Alfred Hitchcock was born at 517 The High Road, now better known as High Road Leytonstone. His father was a greengrocer and Hitchcock was literally born above the shop, just as Shakespeare was.
Hitchcock’s movies are saturated with his childhood experiences in Leytonstone. He would wander up the road to see the travelling fairs on the open land beyond what is now the Green Man roundabout. He was an avid user of public transport, travelling all over the neighbourhood on trams, buses and trains. The family greengrocery gave him a lifelong interest in fruit and veg (watch out for it in his movies, along with shop scenes and food themes). Sabotage (1936) reconstructs the family home and locates it next door to a cinema, in an imaginative tribute to The High Road.
The worst experience of Hitchcock's early life came when his father sent him to the local police station with a note saying he’d been a very naughty boy and would they please lock him up. Which the police did. It was only for five minutes but the experience fuelled all those films about innocent men falsely persecuted or imprisoned for crimes they haven’t committed. The experience also lies behind that scene in Young and Innocent (1937) where two constables chasing after a wanted man get a lift from a carter - who makes them get in with his cargo of honking pigs. Gosh, what was Hitchcock trying to suggest?
Not far away from the family home was the grave of a victim of Jack the Ripper. Mix all that in with a strict, repressive Catholic upbringing and you have some of the central obsessions of Hitchcock’s movie-making.

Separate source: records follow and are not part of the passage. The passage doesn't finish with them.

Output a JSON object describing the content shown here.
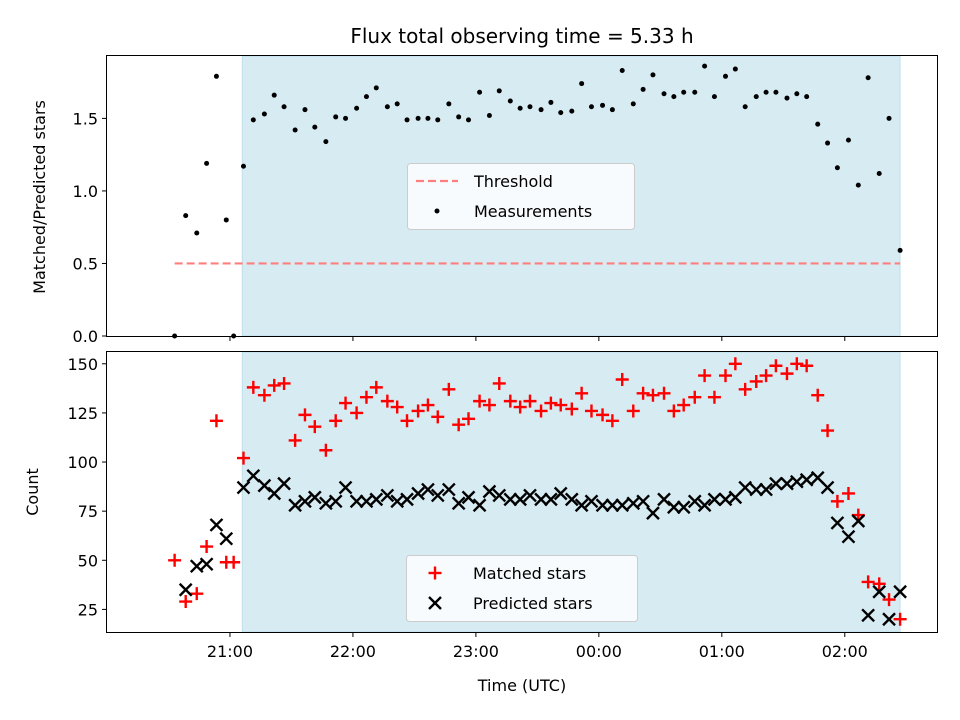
{
  "title": "Flux total observing time = 5.33 h",
  "colors": {
    "shade": "#add8e6",
    "threshold": "#ff7f7f",
    "measurement": "#000000",
    "matched": "#ff0000",
    "predicted": "#000000"
  },
  "chart_data": [
    {
      "type": "scatter",
      "ylabel": "Matched/Predicted stars",
      "xlabel": "",
      "xlim": [
        20.0,
        26.75
      ],
      "ylim": [
        0,
        1.93
      ],
      "yticks": [
        0.0,
        0.5,
        1.0,
        1.5
      ],
      "ytick_labels": [
        "0.0",
        "0.5",
        "1.0",
        "1.5"
      ],
      "shaded_span": [
        21.1,
        26.45
      ],
      "legend_position": "center",
      "threshold": {
        "name": "Threshold",
        "value": 0.5,
        "x_range": [
          20.55,
          26.45
        ]
      },
      "series": [
        {
          "name": "Measurements",
          "x": [
            20.55,
            20.64,
            20.73,
            20.81,
            20.89,
            20.97,
            21.03,
            21.11,
            21.19,
            21.28,
            21.36,
            21.44,
            21.53,
            21.61,
            21.69,
            21.78,
            21.86,
            21.94,
            22.03,
            22.11,
            22.19,
            22.28,
            22.36,
            22.44,
            22.53,
            22.61,
            22.69,
            22.78,
            22.86,
            22.94,
            23.03,
            23.11,
            23.19,
            23.28,
            23.36,
            23.44,
            23.53,
            23.61,
            23.69,
            23.78,
            23.86,
            23.94,
            24.03,
            24.11,
            24.19,
            24.28,
            24.36,
            24.44,
            24.53,
            24.61,
            24.69,
            24.78,
            24.86,
            24.94,
            25.03,
            25.11,
            25.19,
            25.28,
            25.36,
            25.44,
            25.53,
            25.61,
            25.69,
            25.78,
            25.86,
            25.94,
            26.03,
            26.11,
            26.19,
            26.28,
            26.36,
            26.45
          ],
          "y": [
            0.0,
            0.83,
            0.71,
            1.19,
            1.79,
            0.8,
            0.0,
            1.17,
            1.49,
            1.53,
            1.66,
            1.58,
            1.42,
            1.56,
            1.44,
            1.34,
            1.51,
            1.5,
            1.57,
            1.65,
            1.71,
            1.58,
            1.6,
            1.49,
            1.5,
            1.5,
            1.49,
            1.6,
            1.51,
            1.49,
            1.68,
            1.52,
            1.69,
            1.62,
            1.57,
            1.58,
            1.56,
            1.61,
            1.54,
            1.55,
            1.74,
            1.58,
            1.59,
            1.56,
            1.83,
            1.6,
            1.7,
            1.8,
            1.67,
            1.65,
            1.68,
            1.68,
            1.86,
            1.65,
            1.79,
            1.84,
            1.58,
            1.65,
            1.68,
            1.68,
            1.64,
            1.67,
            1.65,
            1.46,
            1.33,
            1.16,
            1.35,
            1.04,
            1.78,
            1.12,
            1.5,
            0.59
          ]
        }
      ]
    },
    {
      "type": "scatter",
      "ylabel": "Count",
      "xlabel": "Time (UTC)",
      "xlim": [
        20.0,
        26.75
      ],
      "ylim": [
        13.5,
        156
      ],
      "yticks": [
        25,
        50,
        75,
        100,
        125,
        150
      ],
      "ytick_labels": [
        "25",
        "50",
        "75",
        "100",
        "125",
        "150"
      ],
      "xticks": [
        21,
        22,
        23,
        24,
        25,
        26
      ],
      "xtick_labels": [
        "21:00",
        "22:00",
        "23:00",
        "00:00",
        "01:00",
        "02:00"
      ],
      "shaded_span": [
        21.1,
        26.45
      ],
      "legend_position": "lower center",
      "series": [
        {
          "name": "Matched stars",
          "marker": "plus",
          "x": [
            20.55,
            20.64,
            20.73,
            20.81,
            20.89,
            20.97,
            21.03,
            21.11,
            21.19,
            21.28,
            21.36,
            21.44,
            21.53,
            21.61,
            21.69,
            21.78,
            21.86,
            21.94,
            22.03,
            22.11,
            22.19,
            22.28,
            22.36,
            22.44,
            22.53,
            22.61,
            22.69,
            22.78,
            22.86,
            22.94,
            23.03,
            23.11,
            23.19,
            23.28,
            23.36,
            23.44,
            23.53,
            23.61,
            23.69,
            23.78,
            23.86,
            23.94,
            24.03,
            24.11,
            24.19,
            24.28,
            24.36,
            24.44,
            24.53,
            24.61,
            24.69,
            24.78,
            24.86,
            24.94,
            25.03,
            25.11,
            25.19,
            25.28,
            25.36,
            25.44,
            25.53,
            25.61,
            25.69,
            25.78,
            25.86,
            25.94,
            26.03,
            26.11,
            26.19,
            26.28,
            26.36,
            26.45
          ],
          "y": [
            50,
            29,
            33,
            57,
            121,
            49,
            49,
            102,
            138,
            134,
            139,
            140,
            111,
            124,
            118,
            106,
            121,
            130,
            125,
            133,
            138,
            131,
            128,
            121,
            126,
            129,
            123,
            137,
            119,
            122,
            131,
            129,
            140,
            131,
            128,
            131,
            126,
            130,
            129,
            127,
            135,
            126,
            124,
            121,
            142,
            126,
            135,
            134,
            135,
            126,
            129,
            133,
            144,
            133,
            144,
            150,
            137,
            141,
            144,
            149,
            145,
            150,
            149,
            134,
            116,
            80,
            84,
            73,
            39,
            38,
            30,
            20
          ]
        },
        {
          "name": "Predicted stars",
          "marker": "x",
          "x": [
            20.55,
            20.64,
            20.73,
            20.81,
            20.89,
            20.97,
            21.03,
            21.11,
            21.19,
            21.28,
            21.36,
            21.44,
            21.53,
            21.61,
            21.69,
            21.78,
            21.86,
            21.94,
            22.03,
            22.11,
            22.19,
            22.28,
            22.36,
            22.44,
            22.53,
            22.61,
            22.69,
            22.78,
            22.86,
            22.94,
            23.03,
            23.11,
            23.19,
            23.28,
            23.36,
            23.44,
            23.53,
            23.61,
            23.69,
            23.78,
            23.86,
            23.94,
            24.03,
            24.11,
            24.19,
            24.28,
            24.36,
            24.44,
            24.53,
            24.61,
            24.69,
            24.78,
            24.86,
            24.94,
            25.03,
            25.11,
            25.19,
            25.28,
            25.36,
            25.44,
            25.53,
            25.61,
            25.69,
            25.78,
            25.86,
            25.94,
            26.03,
            26.11,
            26.19,
            26.28,
            26.36,
            26.45
          ],
          "y": [
            null,
            35,
            47,
            48,
            68,
            61,
            null,
            87,
            93,
            88,
            84,
            89,
            78,
            80,
            82,
            79,
            80,
            87,
            80,
            80,
            81,
            83,
            80,
            81,
            84,
            86,
            83,
            86,
            79,
            82,
            78,
            85,
            83,
            81,
            81,
            83,
            81,
            81,
            84,
            81,
            78,
            80,
            78,
            78,
            78,
            79,
            80,
            74,
            81,
            77,
            77,
            80,
            78,
            81,
            81,
            82,
            87,
            86,
            86,
            89,
            89,
            90,
            91,
            92,
            87,
            69,
            62,
            70,
            22,
            34,
            20,
            34
          ]
        }
      ]
    }
  ]
}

Here in the London Borough of Waltham Forest we are fortunate that we have a local authority with an established record of commitment to local history, culture and the arts. A pattern of well-marked walking and cycling trails encourage visitors to explore the many local sites associated with such famous people as Samuel Pepys, John Keats, Benjamin Disraeli, William Morris, and many others. But the jewel in the crown is undoubtedly the Alfred Hitchcock Birthplace Museum. When Hitchcock’s modest birthplace came up for sale, the council of the time moved swiftly to purchase it. Today, The Alfred Hitchcock Birthplace Museum, and the adjacent Hitchcock Study Centre, draws visitors and film students from around the world, eager not only to visit the birthplace of one of the twentieth century’s greatest directors, but also to see the local sites which meant so much to Hitchcock and which energised his entire film career. These days Leytonstone is more or less synonymous with Hitchcock, with numerous streets named after the great man and his films, the prize-winning ‘Hitchcock trail’ and the world-famous Hitchcock statue at Harrow Green.
Of course some crap councils would have taken no interest at all in Hitchcock and would have allowed the house to be knocked down and the site used for a garage selling petrol and second-hand cars.
But enough idle chatter. Here is the picture you have been waiting to see. The Alfred Hitchcock Birthplace Museum on High Road Leytonstone.
And since every picture tells a story, note the sensitively located lighting column and the railings, perfect for making mincemeat of a cyclist when a passing HGV whose driver is being 'careless' or not paying 'due care and attention' or whose vehicle is held together by coat hangers, drifts into the cycle lane. And that BEST HAND CAR WASH sign really brightens up the walking environment, does it not?